Hard Words Beginning with "He" III
Bill Long 1/9/08
Some Unfamiliar/Rare Terms
So much of the world begins to open to you if you just take some time to listen to it. Today I will continue on several words from the Unabridged beginning with "he." I will also cross-reference the OED. Let's begin with a "form" term. I wish there was an online list of many of these words; I guess I will gradually have to put my own together.
1. Heliciform means "spirally wound" or "having the form of the snail's shape." It is, literally, in the form of a helix (Greek word is helix). The number of words beginning with "heli" in English is larger than you might imagine, and not all of them relate to spirals. For example, the word heliac means "pertaining to the sun" and is derived from the Greek heliakos from helios, the sun. It is a root worth exploring in its own essay.
2. Hedebo is derived from the Danish word for "heath" (Heden) and refers to a form of cut and drawn work on white linen, which flourished chiefly in the 18th-19th centuries among Danish peasants. Here is a picture of this attractive material/design. I learned alos that in the "geometric period" of hedebo production its designs were similar to those found on Italian reticella. Derived from the Latin "rete" (net), reticella is a lace-like fabric produced especially in Venice in the 15th-17th centuries. Phew. Good start.
3. Something helobious lives (bios) in a marsh (helos is the Greek word for marsh. A synonym is "palustrine" (palus is the Latin word for marsh). A plant requiring marshy habitat can also be called palustrian or palustral. In addition, the word paludal means "of or relating to a marsh or fen." The reason that both palud- and palus- refer to marsh-like plants/animals is that the nominative case of the Latin is palus and the genitive is paludis-- and many English words are formed off the genitive case. Helodes is a word meaning "marshy" and usually refers to fevers produced by contact with marshes. But, not to get too far afield, the Greek word helos (the first letter is an "eta" rather than a "epsilon," which begins the word for swamp) means "nail," and so a heloderm is a large and repulsive-looking venomous lizard of the genus Heloderma, which has its skin studded with warts that look like nail heads. Here is a pair of Heloderma horridum for your viewing pleasure.

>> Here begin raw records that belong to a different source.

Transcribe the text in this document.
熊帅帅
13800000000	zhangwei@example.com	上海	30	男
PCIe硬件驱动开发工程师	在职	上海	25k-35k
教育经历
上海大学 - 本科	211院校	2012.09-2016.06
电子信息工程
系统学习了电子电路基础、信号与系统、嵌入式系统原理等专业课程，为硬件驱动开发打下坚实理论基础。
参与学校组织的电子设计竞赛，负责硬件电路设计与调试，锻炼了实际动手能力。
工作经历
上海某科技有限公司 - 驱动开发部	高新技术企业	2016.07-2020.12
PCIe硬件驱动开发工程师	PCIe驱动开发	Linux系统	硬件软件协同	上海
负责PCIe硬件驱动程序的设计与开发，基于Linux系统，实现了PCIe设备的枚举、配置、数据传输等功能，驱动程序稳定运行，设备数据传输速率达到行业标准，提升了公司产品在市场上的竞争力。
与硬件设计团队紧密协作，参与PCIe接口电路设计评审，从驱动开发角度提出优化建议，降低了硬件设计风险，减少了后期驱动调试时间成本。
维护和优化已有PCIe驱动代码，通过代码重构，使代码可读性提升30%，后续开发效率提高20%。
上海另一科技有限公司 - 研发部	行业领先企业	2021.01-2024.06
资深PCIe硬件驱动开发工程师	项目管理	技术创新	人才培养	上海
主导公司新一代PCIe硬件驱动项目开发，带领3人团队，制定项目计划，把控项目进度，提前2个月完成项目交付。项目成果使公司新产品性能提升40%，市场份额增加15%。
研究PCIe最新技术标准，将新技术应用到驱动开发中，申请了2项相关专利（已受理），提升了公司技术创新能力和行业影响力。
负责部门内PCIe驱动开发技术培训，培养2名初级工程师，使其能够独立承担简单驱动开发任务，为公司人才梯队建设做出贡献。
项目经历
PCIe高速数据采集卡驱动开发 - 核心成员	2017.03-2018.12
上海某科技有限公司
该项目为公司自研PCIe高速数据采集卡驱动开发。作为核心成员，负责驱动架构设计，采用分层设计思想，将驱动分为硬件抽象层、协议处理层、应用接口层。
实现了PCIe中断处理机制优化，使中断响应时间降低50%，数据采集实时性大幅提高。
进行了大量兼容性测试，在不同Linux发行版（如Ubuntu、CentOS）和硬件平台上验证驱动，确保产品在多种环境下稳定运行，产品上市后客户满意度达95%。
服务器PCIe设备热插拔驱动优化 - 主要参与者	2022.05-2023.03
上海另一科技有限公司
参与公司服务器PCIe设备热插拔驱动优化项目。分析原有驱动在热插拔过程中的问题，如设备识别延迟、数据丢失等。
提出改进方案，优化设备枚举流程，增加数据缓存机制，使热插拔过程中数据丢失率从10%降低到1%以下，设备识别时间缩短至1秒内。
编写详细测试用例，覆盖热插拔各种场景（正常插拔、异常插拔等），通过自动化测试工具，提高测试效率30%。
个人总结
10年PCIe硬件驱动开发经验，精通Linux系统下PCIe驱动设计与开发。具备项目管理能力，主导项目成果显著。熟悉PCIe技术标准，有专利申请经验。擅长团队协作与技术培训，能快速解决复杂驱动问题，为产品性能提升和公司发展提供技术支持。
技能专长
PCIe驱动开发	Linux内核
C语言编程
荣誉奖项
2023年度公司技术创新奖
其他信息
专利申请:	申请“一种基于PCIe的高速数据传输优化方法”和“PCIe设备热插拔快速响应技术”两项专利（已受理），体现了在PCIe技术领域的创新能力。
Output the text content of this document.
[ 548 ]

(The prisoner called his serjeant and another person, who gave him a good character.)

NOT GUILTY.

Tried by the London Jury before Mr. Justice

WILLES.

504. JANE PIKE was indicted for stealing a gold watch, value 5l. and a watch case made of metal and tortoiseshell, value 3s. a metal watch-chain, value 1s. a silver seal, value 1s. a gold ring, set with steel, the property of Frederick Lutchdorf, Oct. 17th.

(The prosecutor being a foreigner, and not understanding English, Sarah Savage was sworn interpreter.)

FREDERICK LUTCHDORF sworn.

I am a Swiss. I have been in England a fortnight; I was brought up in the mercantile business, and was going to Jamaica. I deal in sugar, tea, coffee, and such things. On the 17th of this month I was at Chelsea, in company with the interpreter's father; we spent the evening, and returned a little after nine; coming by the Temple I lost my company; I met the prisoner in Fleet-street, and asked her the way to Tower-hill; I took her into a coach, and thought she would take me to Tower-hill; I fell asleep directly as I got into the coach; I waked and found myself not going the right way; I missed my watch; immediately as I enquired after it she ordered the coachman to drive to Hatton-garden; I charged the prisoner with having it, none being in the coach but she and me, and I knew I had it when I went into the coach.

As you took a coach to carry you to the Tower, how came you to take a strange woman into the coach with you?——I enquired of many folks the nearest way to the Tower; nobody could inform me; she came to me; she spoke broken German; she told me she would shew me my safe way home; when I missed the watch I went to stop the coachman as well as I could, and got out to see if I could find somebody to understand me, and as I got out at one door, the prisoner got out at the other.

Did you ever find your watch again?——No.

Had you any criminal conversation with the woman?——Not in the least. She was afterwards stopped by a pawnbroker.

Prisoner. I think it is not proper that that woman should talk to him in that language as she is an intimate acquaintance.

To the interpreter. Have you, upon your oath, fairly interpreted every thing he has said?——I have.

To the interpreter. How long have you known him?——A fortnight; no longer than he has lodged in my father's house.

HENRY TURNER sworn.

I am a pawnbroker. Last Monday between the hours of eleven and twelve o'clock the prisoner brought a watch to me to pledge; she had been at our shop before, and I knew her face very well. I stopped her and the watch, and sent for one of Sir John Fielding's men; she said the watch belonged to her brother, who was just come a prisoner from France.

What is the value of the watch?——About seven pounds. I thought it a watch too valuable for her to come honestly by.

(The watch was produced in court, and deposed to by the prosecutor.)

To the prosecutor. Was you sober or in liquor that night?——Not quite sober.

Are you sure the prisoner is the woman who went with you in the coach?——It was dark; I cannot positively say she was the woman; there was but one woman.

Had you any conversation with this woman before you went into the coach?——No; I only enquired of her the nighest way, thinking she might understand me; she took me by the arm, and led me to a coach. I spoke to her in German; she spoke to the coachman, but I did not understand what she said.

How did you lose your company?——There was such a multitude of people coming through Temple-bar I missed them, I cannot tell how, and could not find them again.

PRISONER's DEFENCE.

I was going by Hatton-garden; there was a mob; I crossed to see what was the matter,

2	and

4. The word hematocryal also brings us into two more important Greek roots. Most know that hema/hemato is derived from the Greek word for "blood," and so many words beginning with "hemato" suggest some kind of "redness." An example is hematochrome, a red coloring matter developed in some Protozoa at a certain stage of existence. Something that is hematobious is a parasite living in the blood. Since the Greek word for cold or frost is kruos, with the "upsilon" becoming a "y" in English, hematocryal suggests something that is cold-blooded. The OED tells us that something hematocryal belongs to the Hematocrya or cold-blooded Vertebrata. The opposite is hematotherma.
5. Hediondilla is the Spanish word for "little stinker," and is used to describe the creosote bush, which abounds in desert locations of the SW United States. Here is a little article on the creosote bush.
6-10. There are lots of confusing words in the "he's," so let's dive in. Hemachate is derived from the words "blood" and "agate" (achates) and refers to a light-colored agaite like bloodstone with red jasper spots. Heiau is the Hawaiian word for temple and came into English in 1825 in the following sentence: "Tamehameha..finished the heiau [pro. HAY au], dedicated it to his god of war." This word represented the pre-Christian temples used in traditional HI religion. Helleri is the specific epithet of the Xiphophorus helleri, the swordtail. Picture is here. The "helleri" part of the name was named after a 20th century tropical fish collector. But you also find pictures on the web of an Ilex helleri (a kind of holly) and an Opuntia helleri (a type of cactus). We get in trouble with heemraad, because the Unabridged spells it this way but the OED renders it Heemrad. It was a local petty court assisting the "landdrost" (a South African magistrate, under Dutch authority) in South Africa and formerly in the Netherlands. It could also refer to a member of this council. Finally, heimin refers to the common people, including peasants, craftsmen and traders in Japanese society of the feudal period. The word has been in English for well over 100 years, even though I hadn't been familiar with it until recently.
The Unabridged tells us that helshoes is a term from Norse mythology meaning the shoes placed on the dead before burial to aid them in the rough road to Hel. This website provides a lot of information on the world of Viking mythology. In listing the Nine World of this mythology, the site speaks about Asgard as the home of the Aesir and Asynjur. The Unabridged only has a listing for Aesir, which it leaves uncapitalized and defines as the chief gods of pagan Scandinavia. The "misty cold realms" is known as Niflhelm and is ruled by the Goddess Hel/Hela. All pass through her realm before going to their respective places. You need to wear "Helshoes" to cross the brambles and cold.
Well, as you see, a word might open a world, but it only scrapes the surface of a throbbing and complex mythology that underlies it. I suppose I will confess that we never can know all the words (since each culture would have its own creation myth and vocabulary), but we can be brought into a deeper understanding of these worlds by tyring to learn its words. Thanks for joining me on this task.